The advice was sound, but thinking of joining a writers’ group and revealing my literary shortcomings gave me the willies. My concern was a grown up version of, “But what if the other kids are mean to me?” I expected frowns at my presence, and jeers at my audacity in wasting their time. In one of my nightmarish speculations, someone actually threw a tomato.

Fortunately, none of this occurred. At the meeting, I relaxed upon finding a group of talented, welcoming individuals. They didn’t seem to mind my coming. No one threw anything.

The next time I went, I would have to read. I assumed there were only so many times I could show up without any writing before my intentions were questioned. Spy from another workshop? Literary voyeur? Not wanting to appear suspicious, I compiled a pastiche of story-beginnings found on my hard drive. I hoped their juxtaposition would evoke some meaning, like images in a surrealist film.

This tactic proved unsuccessful. “It seems like a couple different stories,” someone said. “It’s interesting, but I’m wondering—where is it going?”

It took several more pastiches with similar feedback before it clicked: these weren’t problems with the pieces, but with my writing in general. I analyzed other things I had written. In all instances, my compositional structure was inexplicable, my plot lines often absent. Aha! How had I not seen the obvious?
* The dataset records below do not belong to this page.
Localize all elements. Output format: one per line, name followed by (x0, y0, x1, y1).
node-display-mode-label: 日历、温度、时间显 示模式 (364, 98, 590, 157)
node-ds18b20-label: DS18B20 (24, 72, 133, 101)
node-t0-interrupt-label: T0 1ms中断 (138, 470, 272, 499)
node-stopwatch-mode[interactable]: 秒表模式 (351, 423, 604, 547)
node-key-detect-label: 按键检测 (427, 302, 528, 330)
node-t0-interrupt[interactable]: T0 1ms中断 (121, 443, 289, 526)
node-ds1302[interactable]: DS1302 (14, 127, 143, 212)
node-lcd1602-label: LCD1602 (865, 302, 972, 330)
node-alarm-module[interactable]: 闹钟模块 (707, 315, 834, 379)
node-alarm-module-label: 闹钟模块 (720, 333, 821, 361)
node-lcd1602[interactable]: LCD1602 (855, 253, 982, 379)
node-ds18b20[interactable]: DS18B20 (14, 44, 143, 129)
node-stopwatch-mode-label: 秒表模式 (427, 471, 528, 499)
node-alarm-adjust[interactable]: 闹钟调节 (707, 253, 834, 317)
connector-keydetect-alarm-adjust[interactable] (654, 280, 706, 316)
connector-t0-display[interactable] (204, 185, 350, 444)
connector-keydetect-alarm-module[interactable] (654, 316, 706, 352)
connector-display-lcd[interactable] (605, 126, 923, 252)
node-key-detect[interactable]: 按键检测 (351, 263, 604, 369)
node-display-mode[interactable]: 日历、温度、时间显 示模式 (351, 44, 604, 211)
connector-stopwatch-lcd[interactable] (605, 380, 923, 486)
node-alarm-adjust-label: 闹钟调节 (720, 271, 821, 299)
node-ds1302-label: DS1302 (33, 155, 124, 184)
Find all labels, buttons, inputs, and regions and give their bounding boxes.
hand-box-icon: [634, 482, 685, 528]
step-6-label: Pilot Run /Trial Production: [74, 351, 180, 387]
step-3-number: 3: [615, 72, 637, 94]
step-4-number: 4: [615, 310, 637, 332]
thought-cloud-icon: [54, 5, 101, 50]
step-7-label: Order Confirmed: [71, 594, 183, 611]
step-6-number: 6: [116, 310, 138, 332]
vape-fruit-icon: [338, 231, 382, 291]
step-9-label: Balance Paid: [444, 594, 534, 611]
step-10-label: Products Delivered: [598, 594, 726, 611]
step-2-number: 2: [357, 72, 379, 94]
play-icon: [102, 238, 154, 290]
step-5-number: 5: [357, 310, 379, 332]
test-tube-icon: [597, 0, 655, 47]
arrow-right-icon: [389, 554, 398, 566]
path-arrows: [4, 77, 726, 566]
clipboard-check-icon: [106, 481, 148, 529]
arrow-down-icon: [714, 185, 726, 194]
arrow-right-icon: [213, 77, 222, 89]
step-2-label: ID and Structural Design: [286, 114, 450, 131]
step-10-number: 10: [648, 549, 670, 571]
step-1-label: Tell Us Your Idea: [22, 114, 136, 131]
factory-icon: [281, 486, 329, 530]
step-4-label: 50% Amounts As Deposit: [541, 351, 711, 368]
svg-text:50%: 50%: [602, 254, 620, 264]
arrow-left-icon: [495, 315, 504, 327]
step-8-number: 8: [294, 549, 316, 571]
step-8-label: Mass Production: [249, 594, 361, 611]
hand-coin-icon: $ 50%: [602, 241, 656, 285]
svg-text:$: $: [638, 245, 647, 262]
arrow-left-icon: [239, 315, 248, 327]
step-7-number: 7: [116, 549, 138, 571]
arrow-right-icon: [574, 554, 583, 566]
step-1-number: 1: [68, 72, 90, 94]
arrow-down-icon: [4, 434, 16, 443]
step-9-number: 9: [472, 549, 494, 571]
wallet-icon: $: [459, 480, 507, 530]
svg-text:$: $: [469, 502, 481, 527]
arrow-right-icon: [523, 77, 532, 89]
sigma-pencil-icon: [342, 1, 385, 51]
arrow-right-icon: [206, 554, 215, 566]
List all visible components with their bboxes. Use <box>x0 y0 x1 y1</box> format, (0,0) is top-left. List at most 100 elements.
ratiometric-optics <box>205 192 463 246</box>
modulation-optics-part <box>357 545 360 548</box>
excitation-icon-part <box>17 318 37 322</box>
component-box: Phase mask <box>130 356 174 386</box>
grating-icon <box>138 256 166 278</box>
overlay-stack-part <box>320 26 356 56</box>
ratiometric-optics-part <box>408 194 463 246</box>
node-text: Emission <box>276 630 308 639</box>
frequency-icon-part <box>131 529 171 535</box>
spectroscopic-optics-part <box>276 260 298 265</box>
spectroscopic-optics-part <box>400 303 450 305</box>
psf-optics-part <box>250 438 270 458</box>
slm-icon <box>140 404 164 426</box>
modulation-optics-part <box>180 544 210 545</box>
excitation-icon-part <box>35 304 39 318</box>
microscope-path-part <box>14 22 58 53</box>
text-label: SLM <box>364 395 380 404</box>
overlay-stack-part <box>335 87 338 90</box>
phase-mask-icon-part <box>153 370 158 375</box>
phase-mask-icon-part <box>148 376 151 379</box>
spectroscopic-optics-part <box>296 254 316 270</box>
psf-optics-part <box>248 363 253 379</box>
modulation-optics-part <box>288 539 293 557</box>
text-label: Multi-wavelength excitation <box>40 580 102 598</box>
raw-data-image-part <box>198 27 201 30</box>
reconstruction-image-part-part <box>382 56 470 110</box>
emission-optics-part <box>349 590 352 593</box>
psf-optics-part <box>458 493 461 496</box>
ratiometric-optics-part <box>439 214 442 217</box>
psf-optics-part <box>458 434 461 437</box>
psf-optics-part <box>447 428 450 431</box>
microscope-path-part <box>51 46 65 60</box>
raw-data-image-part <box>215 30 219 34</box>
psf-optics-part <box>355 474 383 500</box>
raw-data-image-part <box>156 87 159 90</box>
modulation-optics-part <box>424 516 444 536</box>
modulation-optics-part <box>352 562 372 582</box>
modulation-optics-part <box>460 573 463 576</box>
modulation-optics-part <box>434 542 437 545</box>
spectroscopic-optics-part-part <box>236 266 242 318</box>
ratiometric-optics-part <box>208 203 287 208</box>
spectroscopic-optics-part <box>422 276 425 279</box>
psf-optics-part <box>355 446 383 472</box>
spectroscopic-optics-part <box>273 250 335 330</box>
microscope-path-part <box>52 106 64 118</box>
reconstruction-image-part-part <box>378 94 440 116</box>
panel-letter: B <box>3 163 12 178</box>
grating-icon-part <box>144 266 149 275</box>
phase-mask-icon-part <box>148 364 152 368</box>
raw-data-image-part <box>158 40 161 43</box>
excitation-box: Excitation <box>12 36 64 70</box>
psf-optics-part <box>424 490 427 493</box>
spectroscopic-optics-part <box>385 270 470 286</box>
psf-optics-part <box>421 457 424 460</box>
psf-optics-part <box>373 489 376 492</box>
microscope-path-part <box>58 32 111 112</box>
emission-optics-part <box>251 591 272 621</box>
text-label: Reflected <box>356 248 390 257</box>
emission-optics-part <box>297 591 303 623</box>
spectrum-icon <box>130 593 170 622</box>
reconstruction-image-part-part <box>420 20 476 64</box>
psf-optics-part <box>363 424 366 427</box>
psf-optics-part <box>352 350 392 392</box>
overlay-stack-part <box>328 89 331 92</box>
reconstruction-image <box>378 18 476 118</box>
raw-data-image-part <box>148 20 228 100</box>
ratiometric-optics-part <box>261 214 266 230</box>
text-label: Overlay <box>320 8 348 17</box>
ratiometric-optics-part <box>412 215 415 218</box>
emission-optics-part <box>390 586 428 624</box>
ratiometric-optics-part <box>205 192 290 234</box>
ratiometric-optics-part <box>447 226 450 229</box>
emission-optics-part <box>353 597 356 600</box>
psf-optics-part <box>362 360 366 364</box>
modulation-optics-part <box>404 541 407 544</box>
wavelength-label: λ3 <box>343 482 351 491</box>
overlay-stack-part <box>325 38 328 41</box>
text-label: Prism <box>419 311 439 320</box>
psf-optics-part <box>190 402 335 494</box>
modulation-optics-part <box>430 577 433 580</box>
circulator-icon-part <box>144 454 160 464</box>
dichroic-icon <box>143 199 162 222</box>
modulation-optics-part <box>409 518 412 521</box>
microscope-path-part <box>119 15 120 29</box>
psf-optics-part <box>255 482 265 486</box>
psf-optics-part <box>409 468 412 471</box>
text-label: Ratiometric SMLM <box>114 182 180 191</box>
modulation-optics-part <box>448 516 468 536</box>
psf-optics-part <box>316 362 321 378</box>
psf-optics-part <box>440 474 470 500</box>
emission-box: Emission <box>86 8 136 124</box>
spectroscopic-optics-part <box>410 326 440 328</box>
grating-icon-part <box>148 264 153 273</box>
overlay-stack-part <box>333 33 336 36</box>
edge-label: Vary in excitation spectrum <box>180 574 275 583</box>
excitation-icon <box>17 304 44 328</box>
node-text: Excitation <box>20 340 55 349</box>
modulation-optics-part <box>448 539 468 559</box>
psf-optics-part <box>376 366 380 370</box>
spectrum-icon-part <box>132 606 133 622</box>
While I’d known the pieces were riddled with mistakes, the mistakes had been like shadows to me, impossible to pinpoint and wrestle with. With the groups’ feedback, I could suddenly see the bodies these shadows indicated. I had a goal.

Sharing work is intimidating, but also fulfilling when there are people interested in listening, and helping. It’s also necessary at times, getting us past current mistakes and on to the next—and the next, and the next. The good news about the process is twofold: we get better, and no tomatoes get thrown.